Indottrinamento a nostre spese. Infine, ed è ancora più rilevante, oltre un terzo dei sei miliardi, va alla Chiesa sotto forma di contributi alle scuole private cattoliche (700 milioni) o di stipendi per gli insegnanti di religione nella scuola pubblica (un miliardo e mezzo), ossia per consentirle di indottrinare a nostre spese le giovani generazioni.

Per questa via la Chiesa non ci ruba solo soldi ma anche laicità usando risorse pubbliche, quindi anche dei non credenti o dei diversamente credenti, per potenziare le sue scuole e per finanziare un’ora settimanale di propaganda presso i giovani, dall’asilo fino alla maggiore età. Il furto, pur ragguardevole, di pubblico denaro è quindi parte di un disegno più vasto mirante non solo a arricchire la Chiesa ma a radicarla ancora più saldamente nel cuore dello stato, con lo scopo di farlo tornare ad essere uno stato confessionale, con leggi conformi alla dottrina cattolica e dettate dal Vaticano.

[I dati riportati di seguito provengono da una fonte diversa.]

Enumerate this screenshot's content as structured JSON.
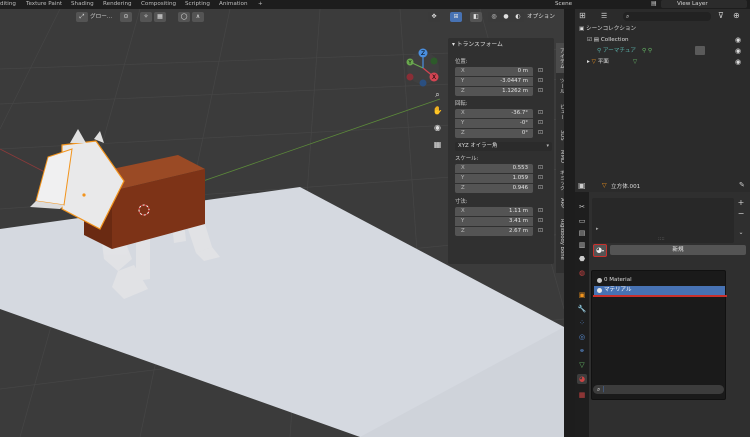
{
  "tabs": [
    "diting",
    "Texture Paint",
    "Shading",
    "Rendering",
    "Compositing",
    "Scripting",
    "Animation",
    "+"
  ],
  "scene": {
    "label": "Scene"
  },
  "view_layer": {
    "label": "View Layer"
  },
  "viewport_header": {
    "transform_orientation": "グロー...",
    "options": "オプション"
  },
  "transform_panel": {
    "title": "トランスフォーム",
    "location_label": "位置:",
    "location": [
      {
        "axis": "X",
        "value": "0 m"
      },
      {
        "axis": "Y",
        "value": "-3.0447 m"
      },
      {
        "axis": "Z",
        "value": "1.1262 m"
      }
    ],
    "rotation_label": "回転:",
    "rotation": [
      {
        "axis": "X",
        "value": "-36.7°"
      },
      {
        "axis": "Y",
        "value": "-0°"
      },
      {
        "axis": "Z",
        "value": "0°"
      }
    ],
    "rotation_mode": "XYZ オイラー角",
    "scale_label": "スケール:",
    "scale": [
      {
        "axis": "X",
        "value": "0.553"
      },
      {
        "axis": "Y",
        "value": "1.059"
      },
      {
        "axis": "Z",
        "value": "0.946"
      }
    ],
    "dimensions_label": "寸法:",
    "dimensions": [
      {
        "axis": "X",
        "value": "1.11 m"
      },
      {
        "axis": "Y",
        "value": "3.41 m"
      },
      {
        "axis": "Z",
        "value": "2.67 m"
      }
    ]
  },
  "sidebar_tabs": [
    "アイテム",
    "ツール",
    "ビュー",
    "3DS",
    "MMD",
    "ギミック",
    "ARP",
    "Rigidbody Bone"
  ],
  "gizmo": {
    "x": "X",
    "y": "Y",
    "z": "Z"
  },
  "outliner": {
    "scene_collection": "シーンコレクション",
    "collection": "Collection",
    "armature": "アーマチュア",
    "plane": "平面"
  },
  "properties": {
    "object_name": "立方体.001",
    "new_button": "新規",
    "materials": [
      {
        "name": "0 Material",
        "selected": false
      },
      {
        "name": "マテリアル",
        "selected": true
      }
    ]
  },
  "colors": {
    "accent_selected": "#4772b3",
    "highlight_red": "#c9302c",
    "horse_body": "#7d3317",
    "outline_orange": "#f2941d"
  }
}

Coscienze in libertà vigilata. In questa direzione va anche l’attivistica invadenza con cui la Chiesa è intervenuta al momento del cambio di governo per assicurarsi che nel passaggio da Carnevale a Quaresima restasse nell’esecutivo una robusta presenza di cattolici: atei devoti e scoperecci o grigi monogami tutti banca e chiesa poco importa.

Con in più una novità inquietante: l’obbligo per i politici cattolici di una ferrea sottomissione al Magistero, rivendicata da Bagnasco il 17 dicembre scorso nell’intervento alla Giornata di riflessione sulla formazione sociale e politica di Retinopera (cartello di varie associazioni cattoliche).

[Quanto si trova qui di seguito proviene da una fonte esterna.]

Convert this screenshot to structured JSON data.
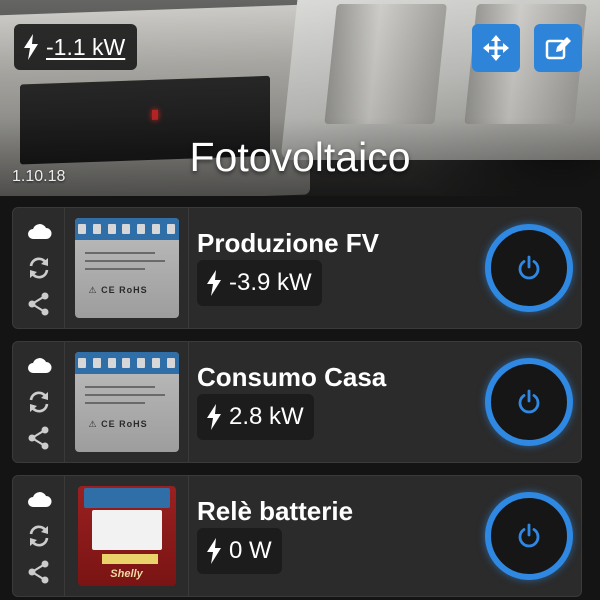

In tale occasione – si legge nell’articolo Libertà di coscienza, vigilata dalla CEIdell’agenzia «Adista» (n. 97) – Bagnasco ha compiuto «un ulteriore balzo in avanti rispetto alla tradizionale dottrina dei “principi non negoziabili”» demolendo «due capisaldi del Concilio – e della tradizione del cattolicesimo democratico – come la libertà di coscienza e l’autonomia dei laici cattolici adulti». Il cardinale, infatti, ha messo in guardia contro la rivendicazione della libertà di coscienza, quando porta a scambiare «l’ossequio vitale alla verità con l’uscita dai confini dell’obbedienza ecclesiale»; e ha criticato l’espressione «cristiani adulti» se serve a giustificare «l’adozione di atteggiamenti di autosufficienza e di autonomia dal Magistero della Chiesa».

Un ritorno in piena regola al Sillabo di Pio IX, che condannava la libertà di coscienza come «delirio». A meno che non sia «vigilata» da papa, vescovi e cardinali.